The green is for nori. What you can see above is a stay-stitch in black that separates the two channels of elastic, and then a coverstitch overtop. 

The pajama pants are from McCall’s M5965, and are the single layer printed cotton from Zazzle with no flatlining. This pattern wants you to fold down the top of the pants for an elastic channel, but I cut the top down and added a white Lycra waistband to match the cuffs, and then inserted a wasabi green satin ribbon drawstring. 

You know those tiny pieces of elastic that you end up with sometimes after a project, and you tell yourself you have to throw them away because you’ll never find a use for such a small piece, but then you keep it anyway just in case? I used one of those here! The center back of the drawstring isabout six inches of elastic. This way the drawstring can remain tied all the time, and the waistband still stretches. 
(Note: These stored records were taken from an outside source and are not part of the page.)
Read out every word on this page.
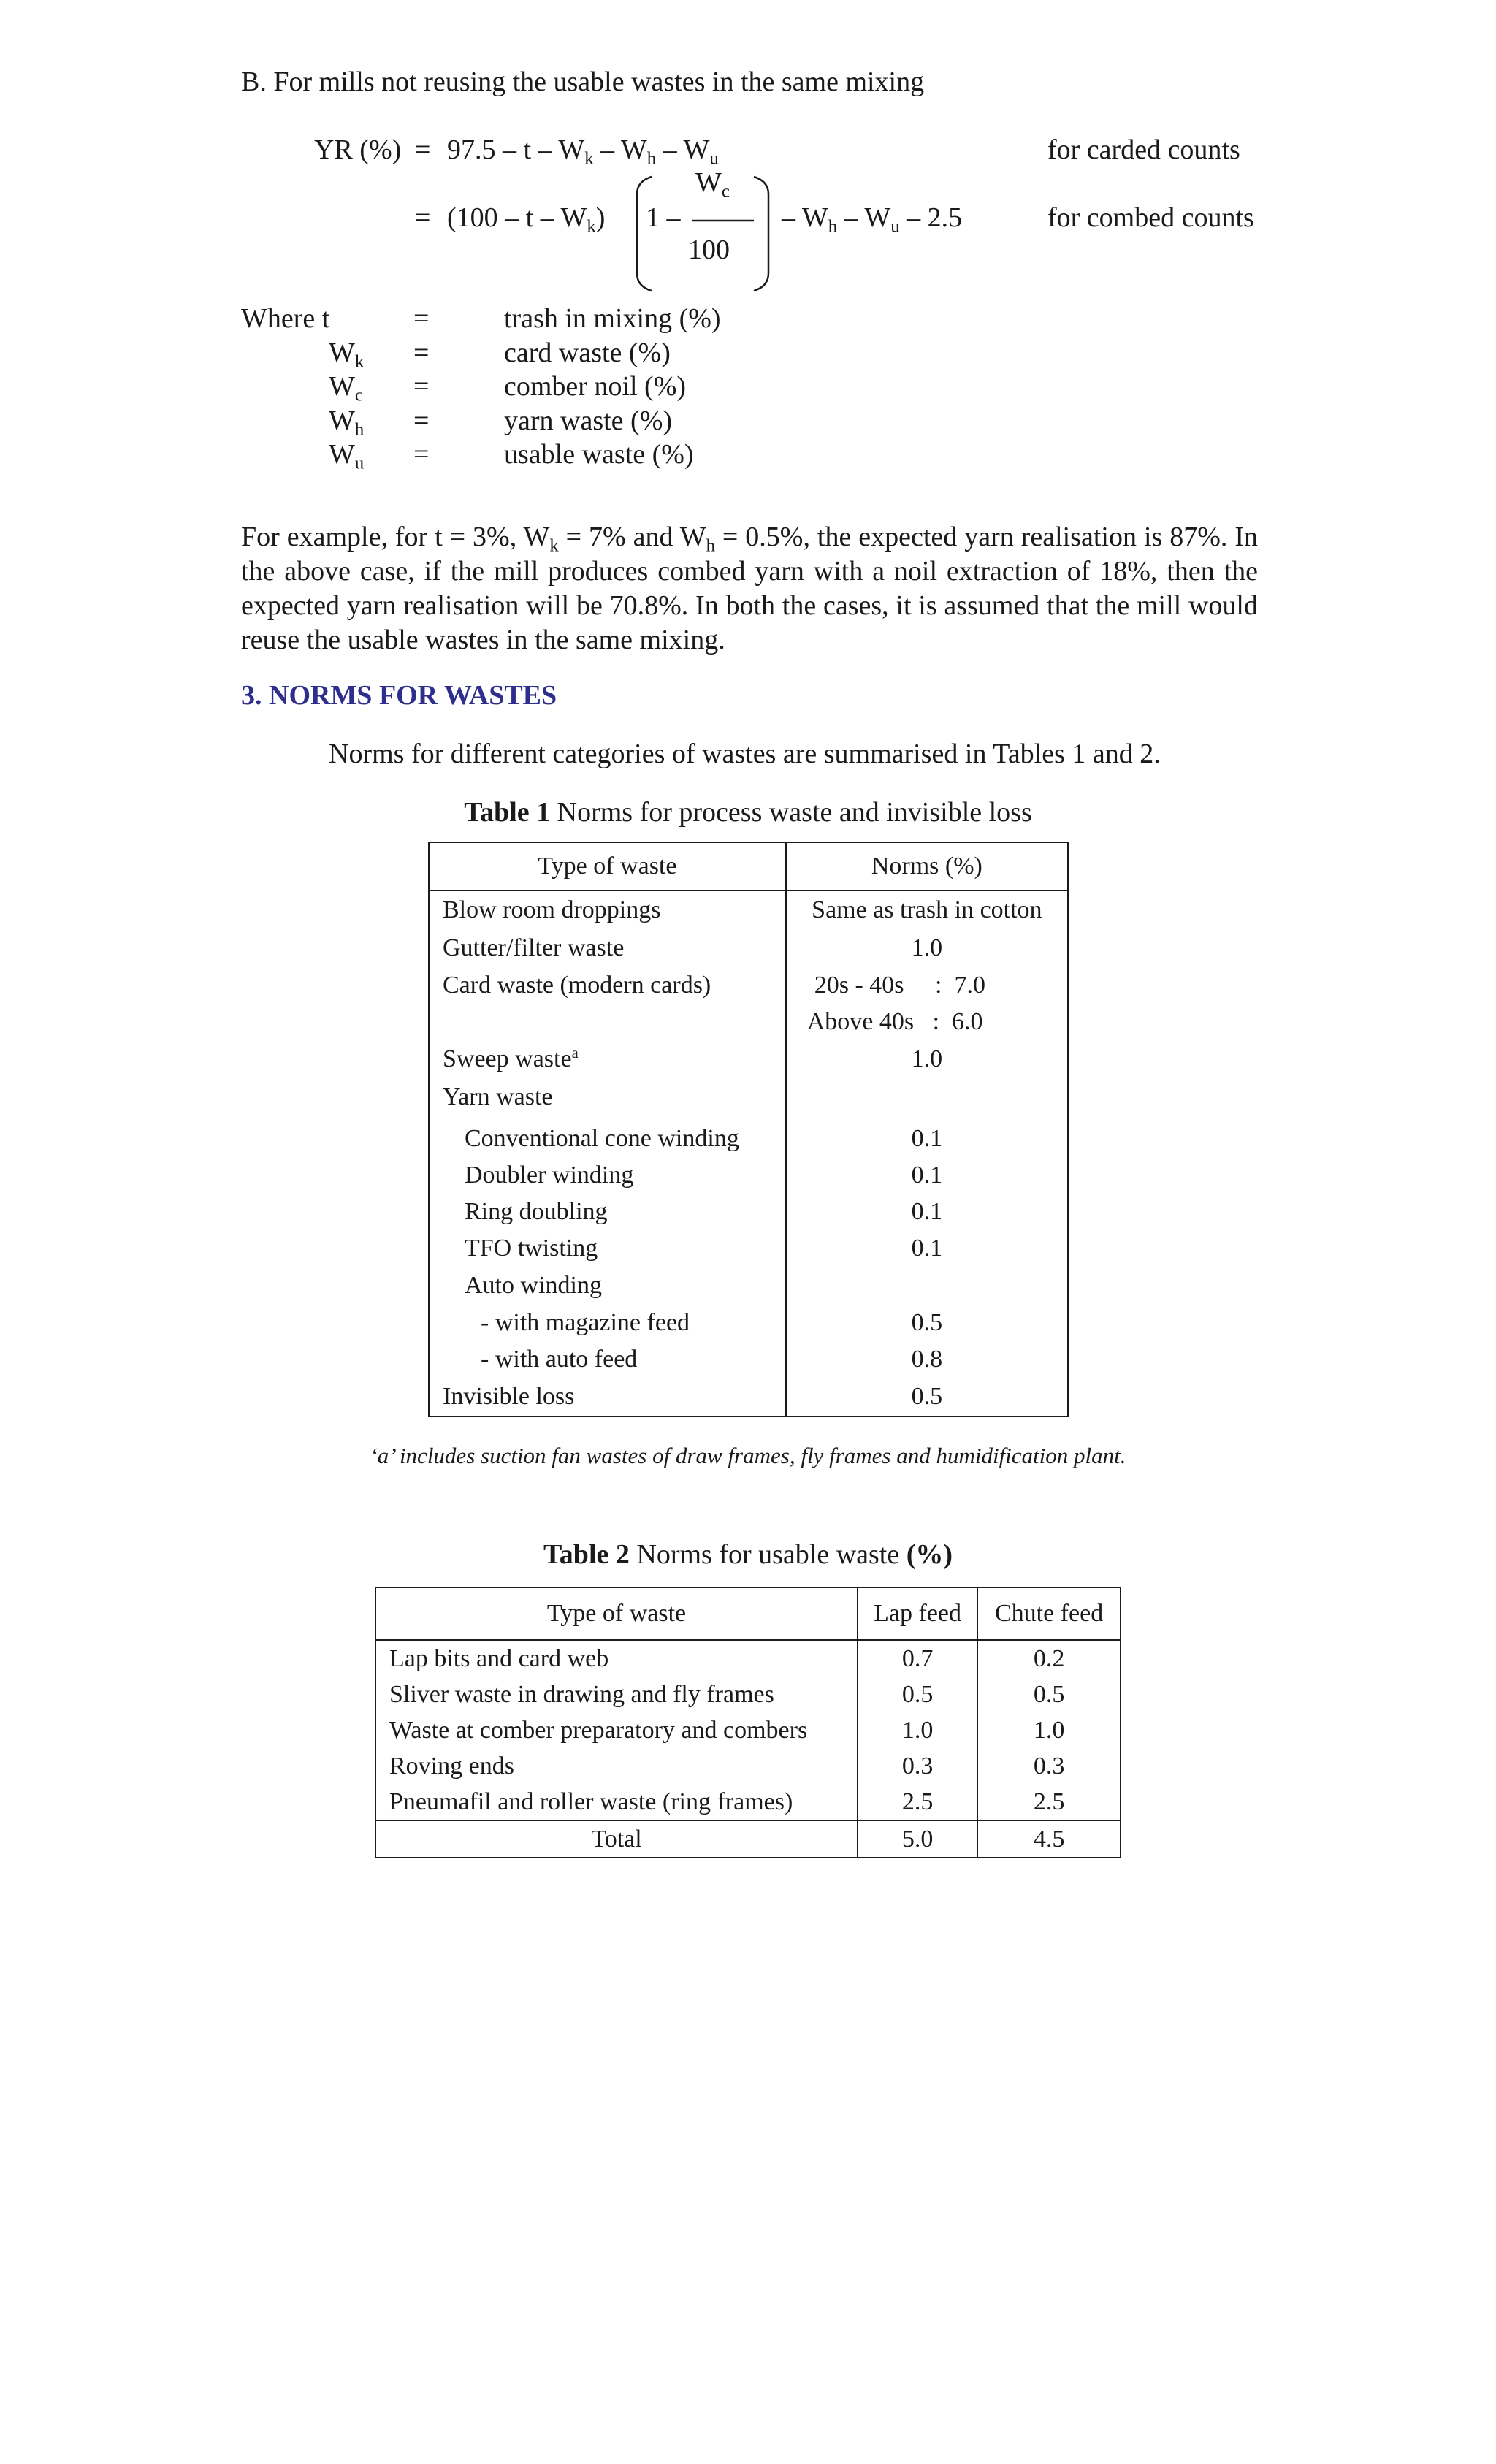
B. For mills not reusing the usable wastes in the same mixing
YR (%) = 97.5 – t – $W_k - W_h - W_u$	for carded counts
= (100 – t – $W_k$) 1 –
$W_c$
100
– $W_h - W_u - 2.5$	for combed counts
Where t	=	trash in mixing (%)
$W_k$ =	card waste (%)
$W_c$ =	comber noil (%)
$W_h$ =	yarn waste (%)
$W_u$ =	usable waste (%)
For example, for t = 3%, $W_k = 7\%$ and $W_h = 0.5\%$, the expected yarn realisation is 87%. In the above case, if the mill produces combed yarn with a noil extraction of 18%, then the expected yarn realisation will be 70.8%. In both the cases, it is assumed that the mill would reuse the usable wastes in the same mixing.
3. NORMS FOR WASTES
Norms for different categories of wastes are summarised in Tables 1 and 2.
Table 1 Norms for process waste and invisible loss
Type of waste	Norms (%)
Blow room droppings	Same as trash in cotton
Gutter/filter waste	1.0
Card waste (modern cards)	20s - 40s     :  7.0
	Above 40s   :  6.0
Sweep waste$^a$	1.0
Yarn waste	
Conventional cone winding	0.1
Doubler winding	0.1
Ring doubling	0.1
TFO twisting	0.1
Auto winding	
- with magazine feed	0.5
- with auto feed	0.8
Invisible loss	0.5
‘a’ includes suction fan wastes of draw frames, fly frames and humidification plant.
Table 2 Norms for usable waste (%)
Type of waste	Lap feed	Chute feed
Lap bits and card web	0.7	0.2
Sliver waste in drawing and fly frames	0.5	0.5
Waste at comber preparatory and combers	1.0	1.0
Roving ends	0.3	0.3
Pneumafil and roller waste (ring frames)	2.5	2.5
Total	5.0	4.5
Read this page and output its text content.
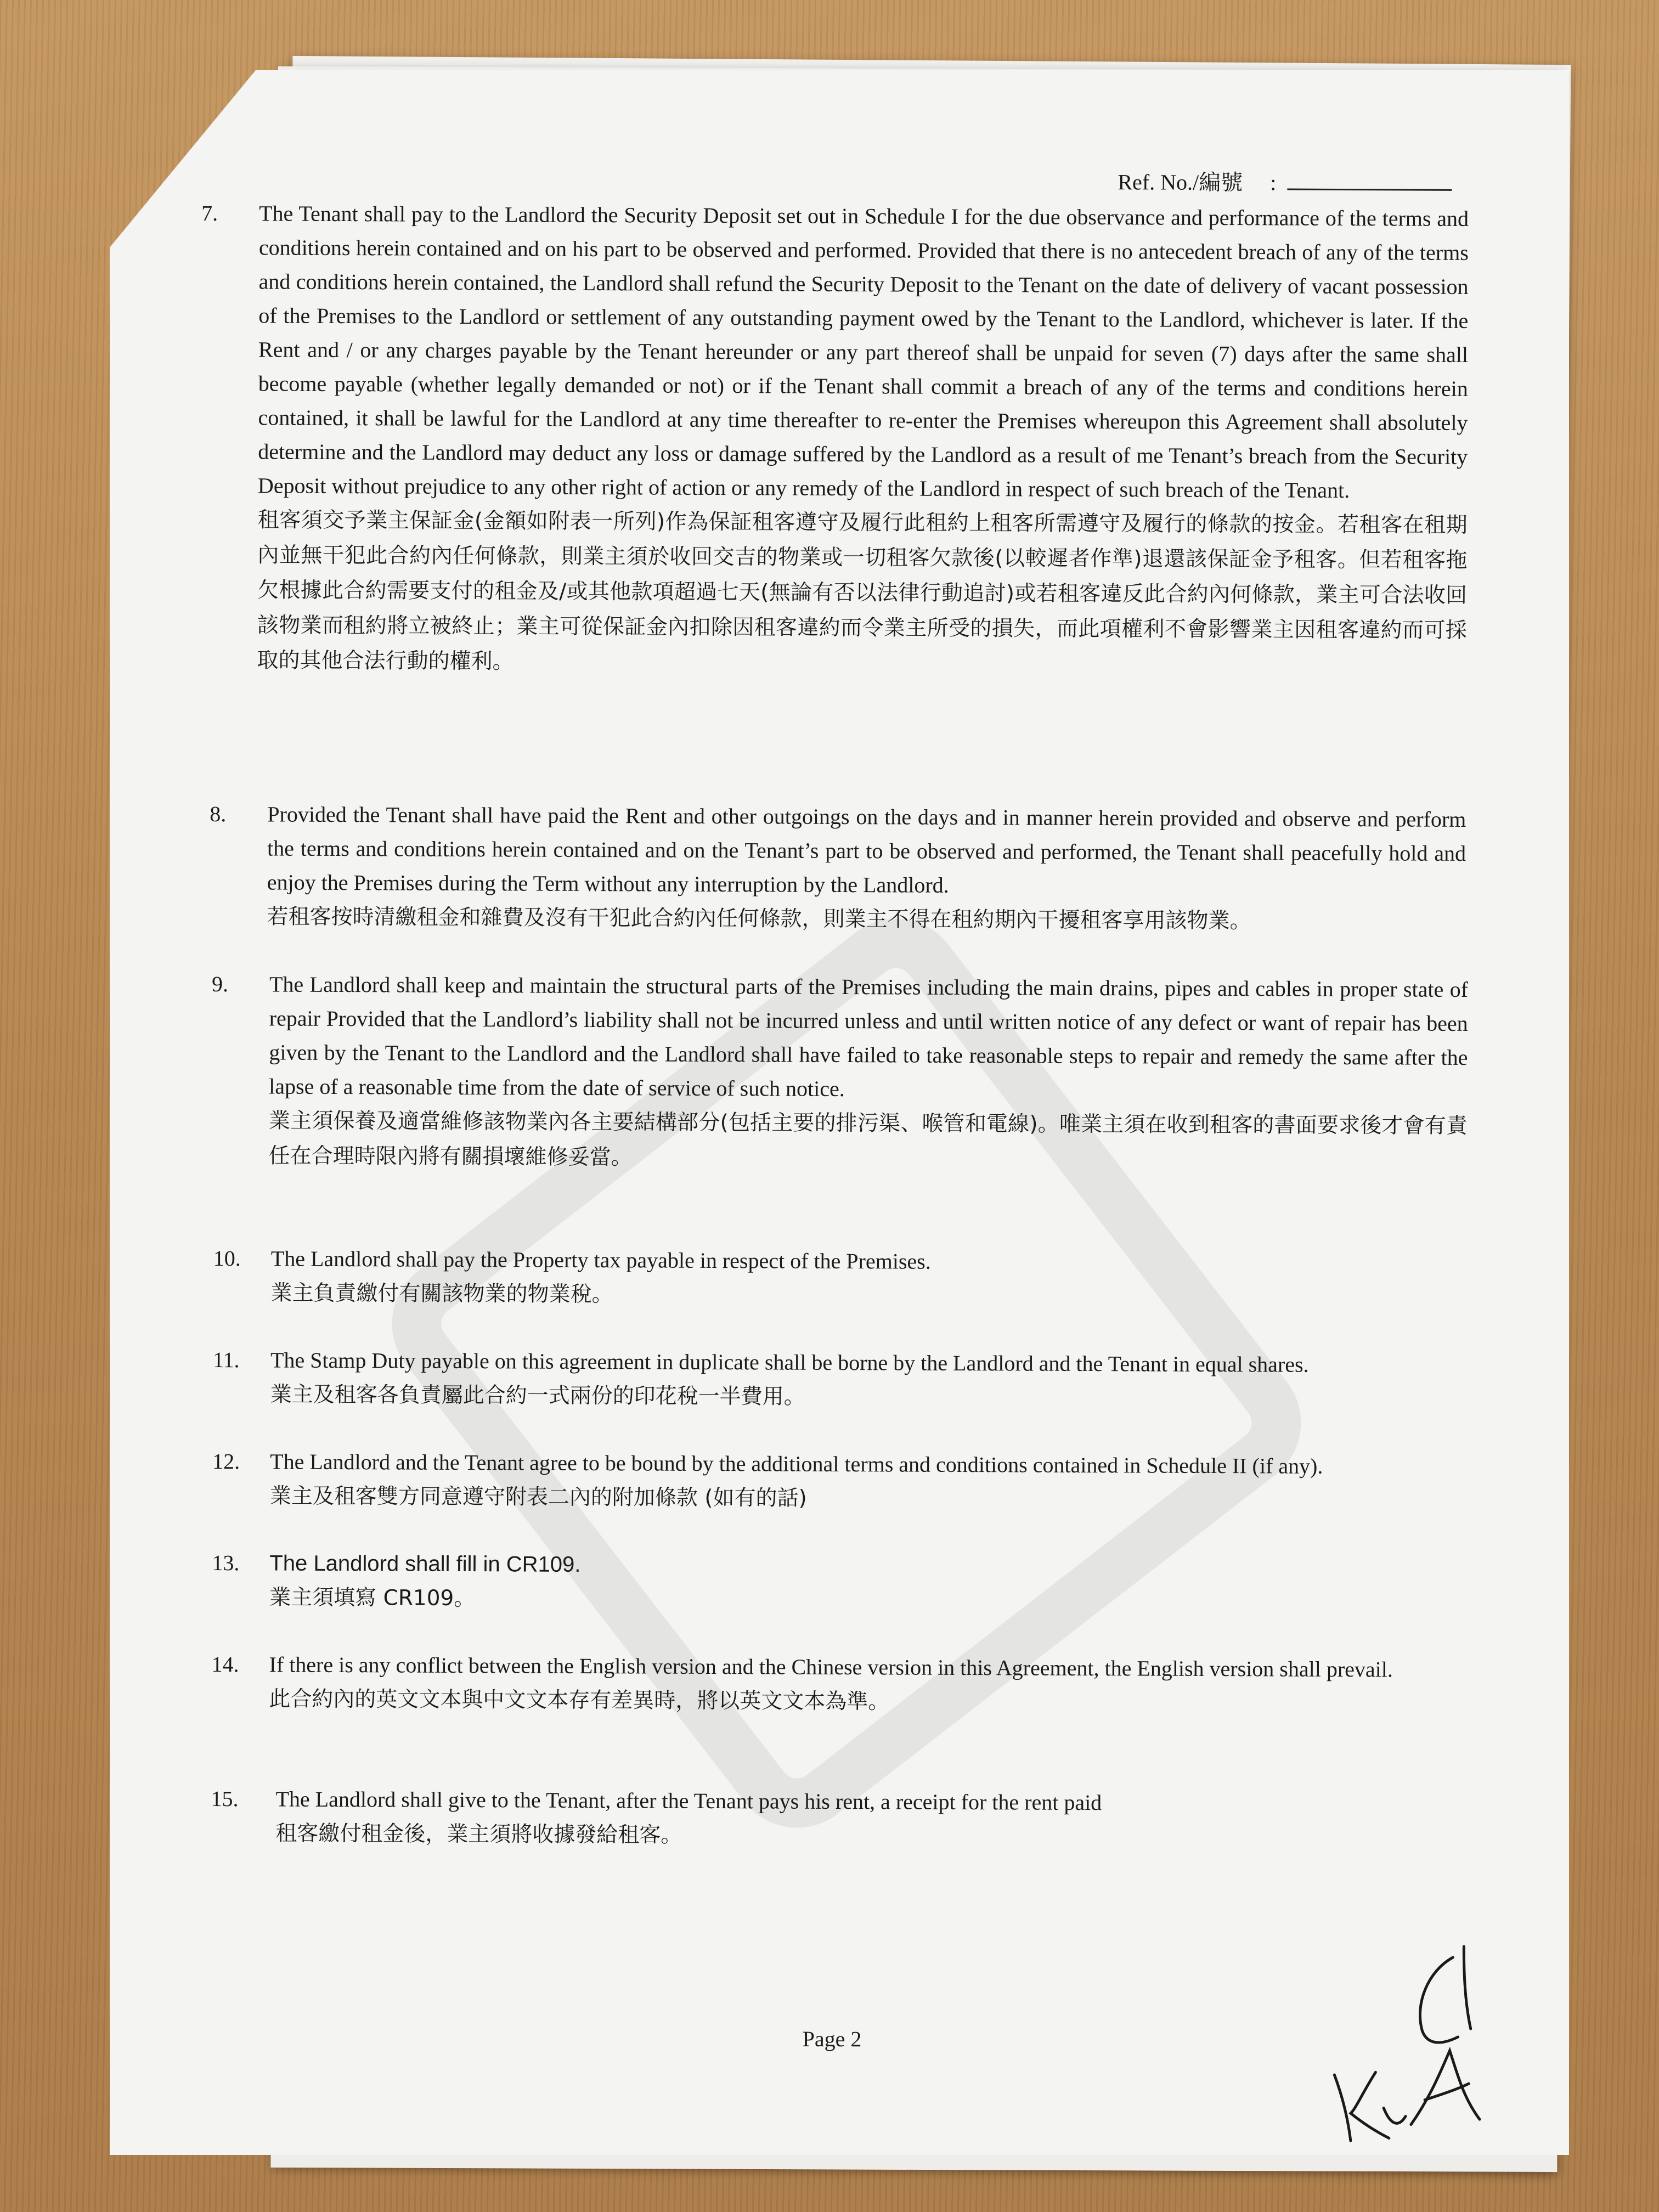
Ref. No./編號 :
7. The Tenant shall pay to the Landlord the Security Deposit set out in Schedule I for the due observance and performance of the terms and conditions herein contained and on his part to be observed and performed. Provided that there is no antecedent breach of any of the terms and conditions herein contained, the Landlord shall refund the Security Deposit to the Tenant on the date of delivery of vacant possession of the Premises to the Landlord or settlement of any outstanding payment owed by the Tenant to the Landlord, whichever is later. If the Rent and / or any charges payable by the Tenant hereunder or any part thereof shall be unpaid for seven (7) days after the same shall become payable (whether legally demanded or not) or if the Tenant shall commit a breach of any of the terms and conditions herein contained, it shall be lawful for the Landlord at any time thereafter to re-enter the Premises whereupon this Agreement shall absolutely determine and the Landlord may deduct any loss or damage suffered by the Landlord as a result of me Tenant’s breach from the Security Deposit without prejudice to any other right of action or any remedy of the Landlord in respect of such breach of the Tenant.
租客須交予業主保証金(金額如附表一所列)作為保証租客遵守及履行此租約上租客所需遵守及履行的條款的按金。若租客在租期內並無干犯此合約內任何條款，則業主須於收回交吉的物業或一切租客欠款後(以較遲者作準)退還該保証金予租客。但若租客拖欠根據此合約需要支付的租金及/或其他款項超過七天(無論有否以法律行動追討)或若租客違反此合約內何條款，業主可合法收回該物業而租約將立被終止；業主可從保証金內扣除因租客違約而令業主所受的損失，而此項權利不會影響業主因租客違約而可採取的其他合法行動的權利。
8. Provided the Tenant shall have paid the Rent and other outgoings on the days and in manner herein provided and observe and perform the terms and conditions herein contained and on the Tenant’s part to be observed and performed, the Tenant shall peacefully hold and enjoy the Premises during the Term without any interruption by the Landlord.
若租客按時清繳租金和雜費及沒有干犯此合約內任何條款，則業主不得在租約期內干擾租客享用該物業。
9. The Landlord shall keep and maintain the structural parts of the Premises including the main drains, pipes and cables in proper state of repair Provided that the Landlord’s liability shall not be incurred unless and until written notice of any defect or want of repair has been given by the Tenant to the Landlord and the Landlord shall have failed to take reasonable steps to repair and remedy the same after the lapse of a reasonable time from the date of service of such notice.
業主須保養及適當維修該物業內各主要結構部分(包括主要的排污渠、喉管和電線)。唯業主須在收到租客的書面要求後才會有責任在合理時限內將有關損壞維修妥當。
10. The Landlord shall pay the Property tax payable in respect of the Premises.
業主負責繳付有關該物業的物業稅。
11. The Stamp Duty payable on this agreement in duplicate shall be borne by the Landlord and the Tenant in equal shares.
業主及租客各負責屬此合約一式兩份的印花稅一半費用。
12. The Landlord and the Tenant agree to be bound by the additional terms and conditions contained in Schedule II (if any).
業主及租客雙方同意遵守附表二內的附加條款 (如有的話)
13. The Landlord shall fill in CR109.
業主須填寫 CR109。
14. If there is any conflict between the English version and the Chinese version in this Agreement, the English version shall prevail.
此合約內的英文文本與中文文本存有差異時，將以英文文本為準。
15. The Landlord shall give to the Tenant, after the Tenant pays his rent, a receipt for the rent paid
租客繳付租金後，業主須將收據發給租客。
Page 2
The drawstring is anchored at the center back so it can’t be pulled out. That bow won’t last beyond the first wearing. Bows demand to be untied, when you are a kid, apparently. It’s ok though, there’s a square knot behind the bow. I also melted the ends of the ribbon so that nice angled cut won’t fray. MAMA THINKS OF EVERYTHINGGGGGG. 

There’s a shot of the bellows pocket on the Simplicity pants. This is the first time I’ve used that detail, of all the times I’ve used this pattern. They were fun. 

Sew It or Throw It:

Sew It. Keep on sewing it, in this case. 

The shirt took 5 hours, the pants took 4 hours, and the pj pants took 1 1/2hours. All together that’s ten and a half hours, which is a pretty big chunk of my free time, but no time at all when I consider that even Amazon Prime would take like overnight. I mean after I dithered over every single costume option before placing my order. 

It’s kind of nuts when making it is actually faster than Amazon Prime. 

*exciting update!* Photos! 

My husband had the rice fabric for the shirt and pants printed by Zazzle, which you know already. He had the (amazing, hilarious) soy sauce and the salmon printed by a vendor he works with here in town, Trio, same guy who printed my Sew It or Throw It backdrop while at another shop, Dangling Carrot

My husband sewed the salmon into a pillow and the soysauce into a bag for candy. Really he deserves major credit for this costume: the idea and motivation, all the fabric, part of the construction, and trouble-shooting on the whole thing. 

The nori obi I made from black Mylar backed with black canvas, with a Velcro closure.